Bringing recruitment back in-house

The Group Head Office of a major international Financial Services organisation had, a year previously, outsourced all of its recruitment activity to an RPO. This was based on the success of the RPO agreement for one of the UK operating divisions which had utilised this method successfully for a number of years. However, the recruitment needs of the group’s strategic Head Office, were very different from the needs of an operations business. The RPO successfully dealt with the volume recruitment activity of IT personnel, actuaries, sales, finance call centre and administrative staff, but the needs of the Group Head Office were somewhat different. Although consisting of only some 200 heads, restructuring in the previous year meant the need for nearly 40 unique recruits. Management Information from the RPO was lacking, time taken to recruit too long, the quality of the candidates not of a satisfactory level. A volume recruitment model did not work for a bespoke recruitment requirement.

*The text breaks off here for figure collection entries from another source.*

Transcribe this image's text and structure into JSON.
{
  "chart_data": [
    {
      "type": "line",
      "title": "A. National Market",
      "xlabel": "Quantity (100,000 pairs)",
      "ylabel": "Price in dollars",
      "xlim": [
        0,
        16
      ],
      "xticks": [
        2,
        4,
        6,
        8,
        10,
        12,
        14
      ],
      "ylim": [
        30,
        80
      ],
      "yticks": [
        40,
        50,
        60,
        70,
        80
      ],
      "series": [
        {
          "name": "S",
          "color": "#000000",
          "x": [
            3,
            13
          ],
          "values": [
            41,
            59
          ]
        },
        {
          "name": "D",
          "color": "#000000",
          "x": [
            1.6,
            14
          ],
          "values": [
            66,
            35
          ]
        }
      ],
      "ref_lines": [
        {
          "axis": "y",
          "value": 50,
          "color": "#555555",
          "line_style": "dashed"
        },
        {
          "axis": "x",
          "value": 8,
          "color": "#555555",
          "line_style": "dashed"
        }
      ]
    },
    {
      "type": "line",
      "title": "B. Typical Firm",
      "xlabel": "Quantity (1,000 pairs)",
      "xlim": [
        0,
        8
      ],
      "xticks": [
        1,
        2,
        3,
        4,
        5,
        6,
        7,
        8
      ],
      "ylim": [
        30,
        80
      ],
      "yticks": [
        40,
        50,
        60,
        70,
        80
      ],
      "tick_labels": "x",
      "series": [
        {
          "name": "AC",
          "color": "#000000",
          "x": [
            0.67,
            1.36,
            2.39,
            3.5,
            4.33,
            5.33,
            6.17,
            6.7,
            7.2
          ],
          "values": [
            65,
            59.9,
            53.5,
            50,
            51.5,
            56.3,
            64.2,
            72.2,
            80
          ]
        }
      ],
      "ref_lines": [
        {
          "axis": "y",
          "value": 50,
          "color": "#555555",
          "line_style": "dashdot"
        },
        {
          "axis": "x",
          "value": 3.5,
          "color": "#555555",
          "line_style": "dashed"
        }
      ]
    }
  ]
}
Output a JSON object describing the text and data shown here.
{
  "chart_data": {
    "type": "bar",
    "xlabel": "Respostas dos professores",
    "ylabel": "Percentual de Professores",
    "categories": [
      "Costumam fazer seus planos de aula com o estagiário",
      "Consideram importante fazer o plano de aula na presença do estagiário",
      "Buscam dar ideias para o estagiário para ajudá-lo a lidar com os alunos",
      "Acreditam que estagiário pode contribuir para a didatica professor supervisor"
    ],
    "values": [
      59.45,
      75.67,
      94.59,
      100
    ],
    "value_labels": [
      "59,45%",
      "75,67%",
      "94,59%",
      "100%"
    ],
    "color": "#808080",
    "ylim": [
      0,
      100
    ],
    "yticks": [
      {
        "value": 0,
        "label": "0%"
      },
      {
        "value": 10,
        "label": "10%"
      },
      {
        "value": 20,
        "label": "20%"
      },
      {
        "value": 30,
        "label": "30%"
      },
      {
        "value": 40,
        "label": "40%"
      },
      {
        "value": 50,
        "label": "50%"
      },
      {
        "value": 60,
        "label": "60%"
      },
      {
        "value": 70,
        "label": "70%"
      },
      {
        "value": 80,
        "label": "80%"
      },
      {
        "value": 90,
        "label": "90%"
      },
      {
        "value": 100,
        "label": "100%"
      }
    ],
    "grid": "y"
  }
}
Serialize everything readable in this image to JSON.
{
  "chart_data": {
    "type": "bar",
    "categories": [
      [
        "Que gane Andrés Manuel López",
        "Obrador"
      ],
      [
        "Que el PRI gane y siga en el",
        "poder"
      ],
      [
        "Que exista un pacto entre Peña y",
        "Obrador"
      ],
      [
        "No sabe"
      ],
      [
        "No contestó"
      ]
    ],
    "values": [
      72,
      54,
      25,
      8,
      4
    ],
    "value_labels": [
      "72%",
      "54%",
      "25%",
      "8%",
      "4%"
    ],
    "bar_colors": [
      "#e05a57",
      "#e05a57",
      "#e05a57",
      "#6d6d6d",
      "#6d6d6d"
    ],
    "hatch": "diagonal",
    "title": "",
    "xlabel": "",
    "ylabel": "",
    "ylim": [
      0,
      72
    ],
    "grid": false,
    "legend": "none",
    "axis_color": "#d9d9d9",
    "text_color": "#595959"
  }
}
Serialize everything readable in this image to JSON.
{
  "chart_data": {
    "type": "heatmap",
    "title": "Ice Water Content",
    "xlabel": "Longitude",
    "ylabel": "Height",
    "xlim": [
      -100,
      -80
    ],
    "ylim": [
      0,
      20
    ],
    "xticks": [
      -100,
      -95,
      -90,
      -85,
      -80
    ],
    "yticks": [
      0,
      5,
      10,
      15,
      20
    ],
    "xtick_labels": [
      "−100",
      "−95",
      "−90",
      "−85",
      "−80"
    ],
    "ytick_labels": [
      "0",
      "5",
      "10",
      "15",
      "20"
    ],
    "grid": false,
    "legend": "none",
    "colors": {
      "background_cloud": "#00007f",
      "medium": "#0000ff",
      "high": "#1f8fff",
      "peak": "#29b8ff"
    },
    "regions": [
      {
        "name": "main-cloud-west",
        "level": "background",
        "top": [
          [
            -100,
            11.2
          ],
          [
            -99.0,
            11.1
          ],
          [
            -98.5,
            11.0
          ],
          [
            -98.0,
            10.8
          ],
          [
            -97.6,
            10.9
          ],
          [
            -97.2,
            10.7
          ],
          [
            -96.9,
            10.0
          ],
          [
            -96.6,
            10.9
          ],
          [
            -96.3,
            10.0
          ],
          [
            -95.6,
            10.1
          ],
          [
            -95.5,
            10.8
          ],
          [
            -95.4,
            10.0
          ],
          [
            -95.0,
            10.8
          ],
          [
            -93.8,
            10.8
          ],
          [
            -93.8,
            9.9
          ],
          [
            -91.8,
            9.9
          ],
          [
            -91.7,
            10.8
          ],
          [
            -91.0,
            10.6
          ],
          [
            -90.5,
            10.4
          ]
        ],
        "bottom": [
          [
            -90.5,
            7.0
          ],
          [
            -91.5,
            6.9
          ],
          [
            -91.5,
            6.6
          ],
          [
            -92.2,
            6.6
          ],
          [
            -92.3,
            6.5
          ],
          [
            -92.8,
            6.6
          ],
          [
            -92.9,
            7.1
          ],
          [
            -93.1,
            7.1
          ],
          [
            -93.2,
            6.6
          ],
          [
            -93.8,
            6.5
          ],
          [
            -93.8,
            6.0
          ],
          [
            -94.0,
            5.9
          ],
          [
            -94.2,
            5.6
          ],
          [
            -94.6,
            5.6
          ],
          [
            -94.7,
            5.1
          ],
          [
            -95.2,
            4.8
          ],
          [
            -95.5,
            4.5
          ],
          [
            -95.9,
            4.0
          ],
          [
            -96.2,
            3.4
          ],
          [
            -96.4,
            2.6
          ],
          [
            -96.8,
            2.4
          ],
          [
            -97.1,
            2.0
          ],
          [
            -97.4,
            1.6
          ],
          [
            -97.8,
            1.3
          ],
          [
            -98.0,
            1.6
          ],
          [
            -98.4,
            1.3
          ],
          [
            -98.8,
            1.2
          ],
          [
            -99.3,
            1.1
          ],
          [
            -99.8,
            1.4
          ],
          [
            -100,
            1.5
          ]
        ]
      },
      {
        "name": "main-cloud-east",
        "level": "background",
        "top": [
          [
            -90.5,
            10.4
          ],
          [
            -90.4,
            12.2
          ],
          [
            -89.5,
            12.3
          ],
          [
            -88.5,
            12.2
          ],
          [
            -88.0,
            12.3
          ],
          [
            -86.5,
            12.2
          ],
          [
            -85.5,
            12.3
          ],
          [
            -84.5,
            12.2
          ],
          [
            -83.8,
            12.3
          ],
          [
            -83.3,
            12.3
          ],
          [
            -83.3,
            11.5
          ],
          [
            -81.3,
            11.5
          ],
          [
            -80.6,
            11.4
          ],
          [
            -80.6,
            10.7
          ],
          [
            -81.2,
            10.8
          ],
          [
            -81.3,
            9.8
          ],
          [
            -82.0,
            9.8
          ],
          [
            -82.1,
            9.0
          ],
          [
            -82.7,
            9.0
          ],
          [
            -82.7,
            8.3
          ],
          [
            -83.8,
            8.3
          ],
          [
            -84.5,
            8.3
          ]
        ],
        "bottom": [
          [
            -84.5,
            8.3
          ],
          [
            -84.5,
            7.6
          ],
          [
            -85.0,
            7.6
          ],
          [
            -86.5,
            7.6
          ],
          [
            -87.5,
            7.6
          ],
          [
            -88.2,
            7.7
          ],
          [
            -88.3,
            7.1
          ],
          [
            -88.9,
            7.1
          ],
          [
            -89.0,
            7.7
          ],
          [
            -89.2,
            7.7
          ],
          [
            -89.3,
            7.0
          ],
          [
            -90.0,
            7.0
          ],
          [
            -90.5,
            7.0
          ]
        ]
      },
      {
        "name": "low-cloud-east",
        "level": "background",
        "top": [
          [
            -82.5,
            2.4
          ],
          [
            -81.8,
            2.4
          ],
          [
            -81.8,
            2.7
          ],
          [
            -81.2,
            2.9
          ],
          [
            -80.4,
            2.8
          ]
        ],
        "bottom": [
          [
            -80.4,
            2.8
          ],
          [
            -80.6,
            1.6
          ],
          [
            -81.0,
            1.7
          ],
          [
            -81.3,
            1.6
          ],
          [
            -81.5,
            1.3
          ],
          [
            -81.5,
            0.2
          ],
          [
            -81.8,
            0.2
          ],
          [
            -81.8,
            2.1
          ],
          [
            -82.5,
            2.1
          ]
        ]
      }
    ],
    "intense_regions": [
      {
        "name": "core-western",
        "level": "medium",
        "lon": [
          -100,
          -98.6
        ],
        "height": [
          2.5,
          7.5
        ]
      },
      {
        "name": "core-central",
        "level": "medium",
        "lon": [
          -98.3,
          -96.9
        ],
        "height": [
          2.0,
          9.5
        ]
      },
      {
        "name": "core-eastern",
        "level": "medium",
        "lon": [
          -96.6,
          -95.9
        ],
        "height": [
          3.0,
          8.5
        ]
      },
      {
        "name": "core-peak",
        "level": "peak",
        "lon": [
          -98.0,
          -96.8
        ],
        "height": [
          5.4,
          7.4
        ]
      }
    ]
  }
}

Reviewing the service model against the requirement for the Group’s Head Office, resulted in recruitment being brought back in-house. The project had five main areas to address:

  1. Transition away from the RPO agreement whilst maintaining continuity. Ensuring that all necessary Management Information was in place, payments made and liability understood and met.
     
  2. Design, agree, document, communicate and roll-out the new recruitment process within the business.
     
  3. Review all suppliers and identify new ones that could service the needs of the Group Head Office, create and sign the suppliers up to robust terms and conditions of business.
     
  4. Operationally to recruit over a six month period over 25 unique and key strategic hires to the business.
     
  5. Support, mentor and coach the business during the transition phase to be more self supporting and to mentor, support and coach the new preferred suppliers moving them in to a truly partnership relationship.